4) Berikan anti piretik, misalnya ASA (aspirin), acetaminofen
(Tylenol).
Rasional : Digunakan untuk mengurangi demam dengan aksi
sentralnya pada hipotalamus, meskipun demam mungkin dapat berguna dalam
membatasi pertumbuhan organisme, dan meningkatkan autodestruksi dari sel-sel
yang terinfeksi.
e. Kerusakan integritas kulit
berhubungan dengan interupsi mekanis pada kulit / jaringan, perubahan
sirkulasi. (Doengoes, 2000, hal.
917).
Kriteria hasil :
1) Menunjukkan perilaku atau teknik untuk mencegah kerusakan
kulit atau memudahkan menyembuhkan luka sesuai indikasi.

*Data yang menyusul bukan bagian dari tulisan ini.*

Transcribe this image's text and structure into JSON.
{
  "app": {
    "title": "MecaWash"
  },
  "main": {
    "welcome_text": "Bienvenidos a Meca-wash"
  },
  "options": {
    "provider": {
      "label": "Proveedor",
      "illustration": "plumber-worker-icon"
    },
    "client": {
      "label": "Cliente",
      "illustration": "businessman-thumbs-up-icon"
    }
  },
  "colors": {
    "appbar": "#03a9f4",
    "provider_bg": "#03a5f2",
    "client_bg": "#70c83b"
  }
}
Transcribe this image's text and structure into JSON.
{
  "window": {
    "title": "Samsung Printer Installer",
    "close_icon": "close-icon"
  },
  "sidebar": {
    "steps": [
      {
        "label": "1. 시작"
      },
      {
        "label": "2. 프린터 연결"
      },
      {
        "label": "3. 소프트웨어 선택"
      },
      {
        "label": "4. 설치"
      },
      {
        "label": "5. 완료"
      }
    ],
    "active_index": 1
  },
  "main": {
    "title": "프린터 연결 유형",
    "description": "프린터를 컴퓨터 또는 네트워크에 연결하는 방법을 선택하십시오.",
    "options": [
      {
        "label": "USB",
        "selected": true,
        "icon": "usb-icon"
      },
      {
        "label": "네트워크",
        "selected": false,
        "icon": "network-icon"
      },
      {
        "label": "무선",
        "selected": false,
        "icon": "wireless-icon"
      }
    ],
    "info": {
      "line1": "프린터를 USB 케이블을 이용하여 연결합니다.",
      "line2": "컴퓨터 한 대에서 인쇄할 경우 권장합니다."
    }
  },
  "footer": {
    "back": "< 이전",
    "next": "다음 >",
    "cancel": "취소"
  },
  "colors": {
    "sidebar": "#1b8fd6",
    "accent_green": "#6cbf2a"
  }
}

2) Mencapai penyembuhan luka sesuai waktu atau penyembuhan
usai terjadi.
Intervensi :
1)
Kaji kulit untuk luka terbuka, benda asing, kemerahan,
pendarahan, perubahan warna.
Rasional : Memberikan informasi
tentang sirkulasi kulit dan masalah yang mungkin disebabkan oleh alat atau
pemasangan gips atau bebat atau traksi atau pembentukan edema yang membutuhkan
intervensi medik lanjut.
2) Kaji posisi dengan sering.
Rasional : Mengurangi tekanan konstan
pada area yang sama dan meminimalkan resiko kerusakan kulit.
3)
Lakukan perawatan kulit dengan cairan antiseptik.

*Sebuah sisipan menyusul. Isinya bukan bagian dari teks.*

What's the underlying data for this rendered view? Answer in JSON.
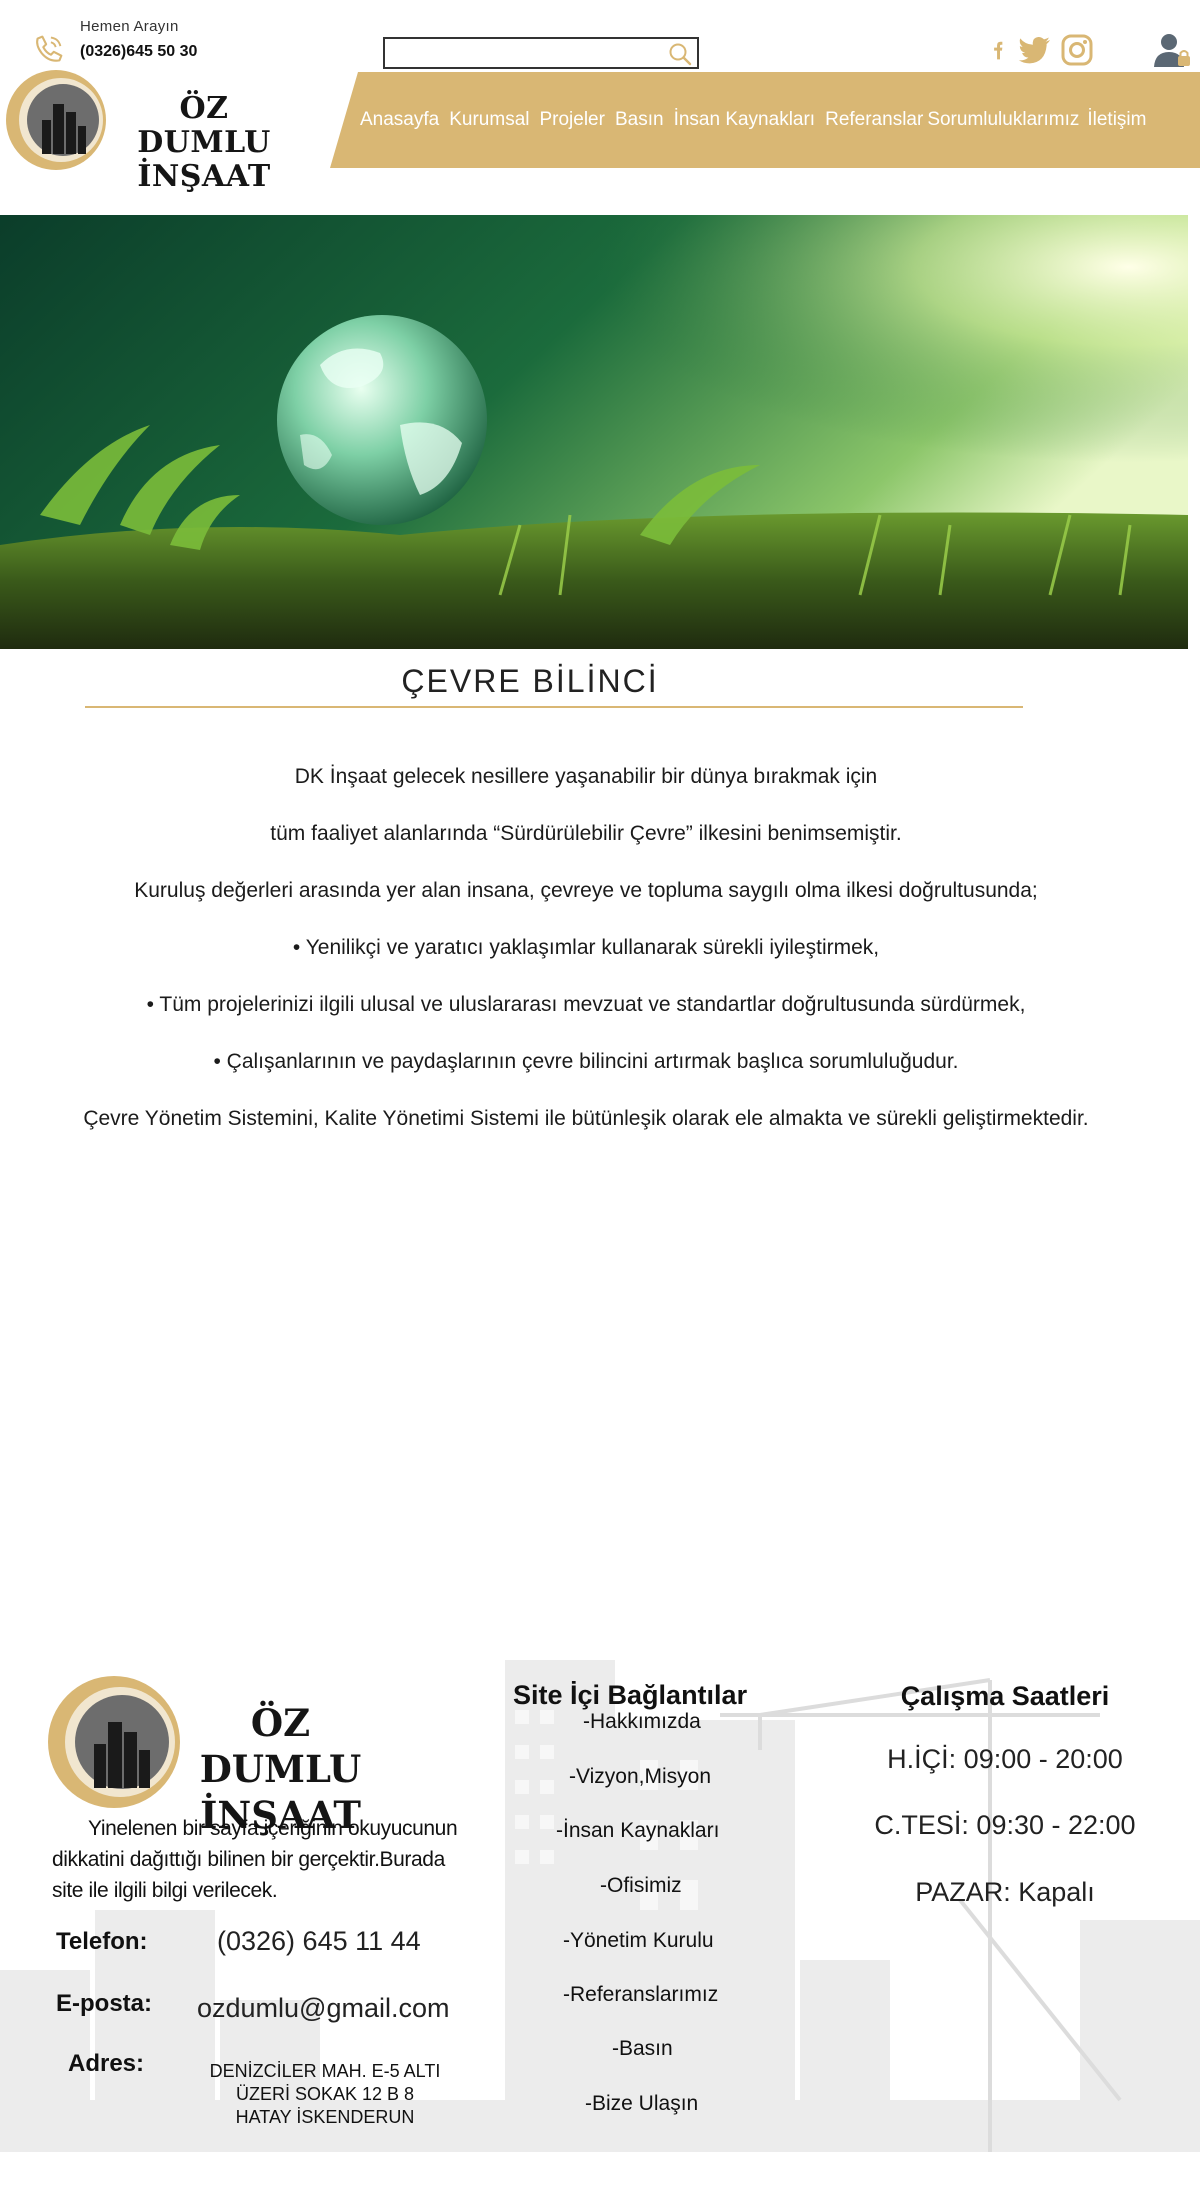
{
  "header": {
    "call_label": "Hemen Arayın",
    "call_number": "(0326)645 50 30",
    "search": {
      "placeholder": ""
    },
    "social_icons": [
      "facebook-icon",
      "twitter-icon",
      "instagram-icon"
    ],
    "user_icon": "user-icon",
    "logo": {
      "line1": "ÖZ DUMLU",
      "line2": "İNŞAAT"
    },
    "nav": [
      "Anasayfa",
      "Kurumsal",
      "Projeler",
      "Basın",
      "İnsan Kaynakları",
      "Referanslar",
      "Sorumluluklarımız",
      "İletişim"
    ]
  },
  "content": {
    "title": "ÇEVRE  BİLİNCİ",
    "paragraphs": [
      "DK İnşaat gelecek nesillere yaşanabilir bir dünya bırakmak için",
      "tüm faaliyet alanlarında “Sürdürülebilir Çevre” ilkesini benimsemiştir.",
      "Kuruluş değerleri arasında yer alan insana, çevreye ve topluma saygılı olma ilkesi doğrultusunda;",
      "• Yenilikçi ve yaratıcı yaklaşımlar kullanarak sürekli iyileştirmek,",
      "• Tüm projelerinizi ilgili ulusal ve uluslararası mevzuat ve standartlar doğrultusunda sürdürmek,",
      "• Çalışanlarının ve paydaşlarının çevre bilincini artırmak başlıca sorumluluğudur.",
      "Çevre Yönetim Sistemini, Kalite Yönetimi Sistemi ile bütünleşik olarak ele almakta ve sürekli geliştirmektedir."
    ]
  },
  "footer": {
    "logo": {
      "line1": "ÖZ DUMLU",
      "line2": "İNŞAAT"
    },
    "description": [
      "Yinelenen bir sayfa içeriğinin okuyucunun",
      "dikkatini dağıttığı bilinen bir gerçektir.Burada",
      "site ile ilgili  bilgi verilecek."
    ],
    "phone_label": "Telefon:",
    "phone": "(0326) 645 11 44",
    "email_label": "E-posta:",
    "email": "ozdumlu@gmail.com",
    "address_label": "Adres:",
    "address": [
      "DENİZCİLER MAH. E-5 ALTI",
      "ÜZERİ SOKAK 12 B 8",
      "HATAY İSKENDERUN"
    ],
    "links_title": "Site İçi Bağlantılar",
    "links": [
      "-Hakkımızda",
      "-Vizyon,Misyon",
      "-İnsan Kaynakları",
      "-Ofisimiz",
      "-Yönetim Kurulu",
      "-Referanslarımız",
      "-Basın",
      "-Bize Ulaşın"
    ],
    "hours_title": "Çalışma Saatleri",
    "hours": [
      "H.İÇİ: 09:00 - 20:00",
      "C.TESİ: 09:30 - 22:00",
      "PAZAR: Kapalı"
    ]
  },
  "colors": {
    "accent": "#d9b774",
    "text": "#1b1b1b",
    "background": "#ffffff"
  }
}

Rasional : Mencegah kerusakan jaringan
dan infeksi oleh kontaminasi.
4)
Letakkan bantalan pelindung dibawah kaki dan diatas
tonjolan tulang.
Rasional : Meminimalkan tekanan pada area ini.
f.
Kurang pengetahuan tentang kondisi atau prognosis dan
kebutuhan pengobatan berhubungan dengan tidak mengenal sumber informasi
(Tucker, S.M., 1998, hal 431).
Kriteria Hasil :
1)
Menyatakan kondisi, prognosis dan pengobatan.
2)
Melakukan dengan benar prosedur yang diperlukan dan
menjelaskan akan tindakan.
Intervensi :
1)
Kaji ulang patologi, prognosis dan harapan yang akan
datang.
Rasional : Memberikan dasar
pengetahuan dimana pasien dapat membuat pilihan informasi.
2)
Buat daftar aktivitas dimana pasien dapat melakukan
secara mandiri.
Rasional : Penyusunan aktivitas sekitar
kebutuhan dan yang memerlukan bantuan.
3)
Dorong pasien untuk melanjutkan latihan aktif untuk sendi
kaku.
Rasional : Mencegah kekakuan sendi,
kontraktur dan kelelahan otot, meningkatkan kembalinya aktivitas sehari-hari
secara dini.
4)
Kaji ulang perawatan pen atau luka yang tepat.
Rasional : Menurunkan resiko trauma
tulang atau jaringan dan infeksi yang dapat berlanjut menjadi osteomielitis.
5)
Diskusikan perlunya keseimbangan kesehatan, nutrisi dan
pemasukan cairan yang adekuat.
Rasional : Memberikan nutrisi optimal
dan mempertahankan volume sirkulasi untuk meningkatkan regenerasi jaringan atau
proses penyembuhan.
6) Tekankan perlunya nutrisi yang baik ; meningkatkan diit
tinggi kalori tinggi protein (TKTP) dan vitamin C.
Rasional : Meningkatkan penyembuhan
dan mencegah komplikasi,emngurangi kerusakan jaringan tubuh.